Gunnar Halle, a midfielder whom Graham signed from Oldham Athletic a few months after taking charge of Leeds in 1996, feels the Scot’s conservatism was required at the start of his reign. “He had this reputation for being a bit boring, but when he became manager, the team wasn’t in a good way,” Halle says. “They were losing games, so the first thing he wanted to fix was how the team played defensively. He tried to get some discipline and then think about other things.” In Graham’s first season, Leeds scored just 28 league goals and contested nine goalless draws.

“With David, we didn’t get this dramatic change at first,” Halle says. “It wasn’t like everything changed from one day to the next, but he was more offensive in the way he thought. He also had the benefit of working with George, so he knew what to do defensively. And yes, he used more of the young players. That was important.”

Leeds courted Martin O’Neill while O’Leary was caretaker, but O’Neill remained loyal to Leicester City. There were other proven candidates too, including former Leeds player Gordon Strachan, but Ridsdale was swayed into appointing O’Leary by the team’s performance in a UEFA Cup defeat to Roma in Italy. After 18 months as Graham’s assistant, O’Leary got the job. “There were doubts originally,” he admitted, “but everyone has been supportive.”

“It was natural for him to want to be manager after George left,” Halle says. “The more you work as an assistant, the more you learn and the more you want to be a manager yourself.” Leeds won five of O’Leary’s first six league games, including a 3-1 over Liverpool at Anfield in which a young Smith came off the bench and scored his first goal. The results held up and O’Leary was named manager of the month after Leeds took all 12 points from their four March fixtures.
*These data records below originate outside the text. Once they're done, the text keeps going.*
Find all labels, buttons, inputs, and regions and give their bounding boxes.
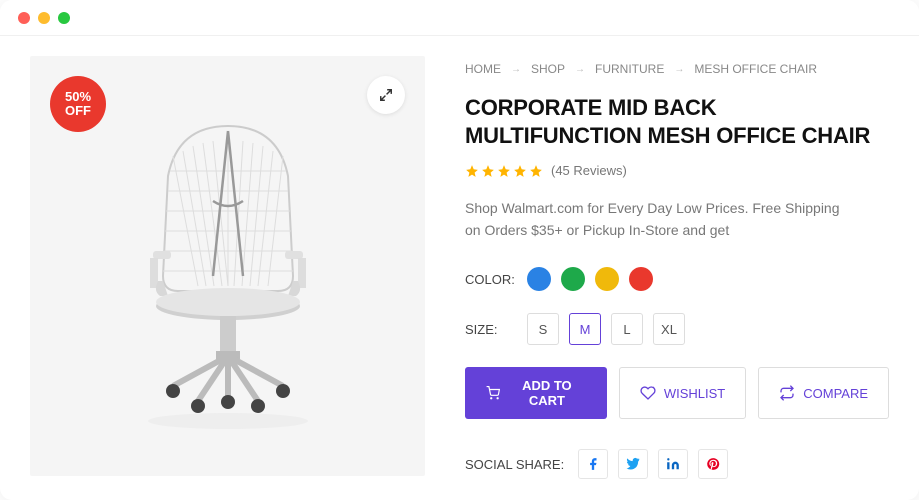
star-icon	[465, 164, 479, 178]
rating-row: (45 Reviews)	[465, 163, 889, 178]
linkedin-share-button[interactable]	[658, 449, 688, 479]
facebook-share-button[interactable]	[578, 449, 608, 479]
size-option-l[interactable]: L	[611, 313, 643, 345]
size-label: SIZE:	[465, 322, 511, 337]
expand-icon	[379, 88, 393, 102]
discount-badge: 50% OFF	[50, 76, 106, 132]
browser-window: 50% OFF	[0, 0, 919, 500]
breadcrumb-home[interactable]: HOME	[465, 62, 501, 76]
minimize-window-button[interactable]	[38, 12, 50, 24]
product-image: 50% OFF	[30, 56, 425, 476]
wishlist-label: WISHLIST	[664, 386, 725, 401]
color-swatches	[527, 267, 653, 291]
social-share-label: SOCIAL SHARE:	[465, 457, 564, 472]
breadcrumb-furniture[interactable]: FURNITURE	[595, 62, 664, 76]
breadcrumb-shop[interactable]: SHOP	[531, 62, 565, 76]
review-count[interactable]: (45 Reviews)	[551, 163, 627, 178]
color-swatch-yellow[interactable]	[595, 267, 619, 291]
compare-icon	[779, 385, 795, 401]
social-buttons	[578, 449, 728, 479]
size-options: S M L XL	[527, 313, 685, 345]
color-swatch-red[interactable]	[629, 267, 653, 291]
social-share-row: SOCIAL SHARE:	[465, 449, 889, 479]
action-buttons: ADD TO CART WISHLIST COMPARE	[465, 367, 889, 419]
star-icon	[513, 164, 527, 178]
facebook-icon	[586, 457, 600, 471]
star-rating	[465, 164, 543, 178]
star-icon	[529, 164, 543, 178]
linkedin-icon	[666, 457, 680, 471]
zoom-button[interactable]	[367, 76, 405, 114]
maximize-window-button[interactable]	[58, 12, 70, 24]
twitter-icon	[626, 457, 640, 471]
page-content: 50% OFF	[0, 36, 919, 500]
breadcrumb: HOME → SHOP → FURNITURE → MESH OFFICE CH…	[465, 62, 889, 76]
chevron-right-icon: →	[674, 64, 684, 75]
product-title: CORPORATE MID BACK MULTIFUNCTION MESH OF…	[465, 94, 889, 149]
size-option-xl[interactable]: XL	[653, 313, 685, 345]
color-swatch-blue[interactable]	[527, 267, 551, 291]
product-description: Shop Walmart.com for Every Day Low Price…	[465, 198, 845, 241]
size-option-s[interactable]: S	[527, 313, 559, 345]
product-gallery: 50% OFF	[30, 56, 425, 480]
star-icon	[497, 164, 511, 178]
breadcrumb-current: MESH OFFICE CHAIR	[694, 62, 817, 76]
size-option-m[interactable]: M	[569, 313, 601, 345]
chevron-right-icon: →	[575, 64, 585, 75]
wishlist-button[interactable]: WISHLIST	[619, 367, 746, 419]
browser-title-bar	[0, 0, 919, 36]
compare-button[interactable]: COMPARE	[758, 367, 889, 419]
chevron-right-icon: →	[511, 64, 521, 75]
size-option-row: SIZE: S M L XL	[465, 313, 889, 345]
pinterest-share-button[interactable]	[698, 449, 728, 479]
color-swatch-green[interactable]	[561, 267, 585, 291]
close-window-button[interactable]	[18, 12, 30, 24]
product-details: HOME → SHOP → FURNITURE → MESH OFFICE CH…	[465, 56, 889, 480]
twitter-share-button[interactable]	[618, 449, 648, 479]
pinterest-icon	[706, 457, 720, 471]
star-icon	[481, 164, 495, 178]
color-option-row: COLOR:	[465, 267, 889, 291]
heart-icon	[640, 385, 656, 401]
add-to-cart-label: ADD TO CART	[508, 378, 586, 408]
chair-illustration	[98, 96, 358, 436]
add-to-cart-button[interactable]: ADD TO CART	[465, 367, 607, 419]
cart-icon	[486, 385, 500, 401]
color-label: COLOR:	[465, 272, 511, 287]
compare-label: COMPARE	[803, 386, 868, 401]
“The most positive aspect was the kids coming through,” Wetherall says. “It came at a cost to me, because I left at the end of that season. Woodgate was on the rise, so he and Lucas Radebe were going to play. I wasn’t going to get much game time. I have to admit that if I was choosing between an outstanding prospect like Woody and me at my best, I’d be choosing Woody too. That’s football.

“But Eddie Gray came to the fore and it’s probably safe to assume that him being in the first-team picture helped those kids no end. The football was different, no question. George liked a lot of defenders in his team, some in midfield or centre-backs at full-back. With David, there was a change in philosophy and no one can dispute that what came next was exciting.”

O’Leary’s legacy at Leeds is so complex that a one-size-fits-all verdict is impossible to reach.

The club’s supporters remember his football as some of the best they have seen in 30 years. Since Leeds’ Division One title win in 1992, only current boss Marcelo Bielsa has created comparable electricity. But within the game, O’Leary’s manner and personality made enemies. Ridsdale later claimed that by the time O’Leary was sacked in 2002, as many as 10 players were refusing to play for him. The Yorkshire Evening Post marked his dismissal with a scathing editorial, accusing O’Leary of “toe-curling arrogance”. His next job, at Aston Villa, was his last in English football, and his only post since then was a nine-month stint at Shabab Al-Ahli Dubai FC in the 2010-11 season.

Before that there were happier times; times when anything seemed possible — league titles, European Cups, the trophies which were never lifted. Molenaar says O’Leary opened the door to ambition, even though it meant the end for players like himself (the following season, Leeds paid West Ham £18 million for Rio Ferdinand).

“It’s pretty simple,” Molenaar says. “The football shifted from defence to dominance. Because of the shift, Leeds were playing this great attacking style and going for prizes. Who doesn’t want that?”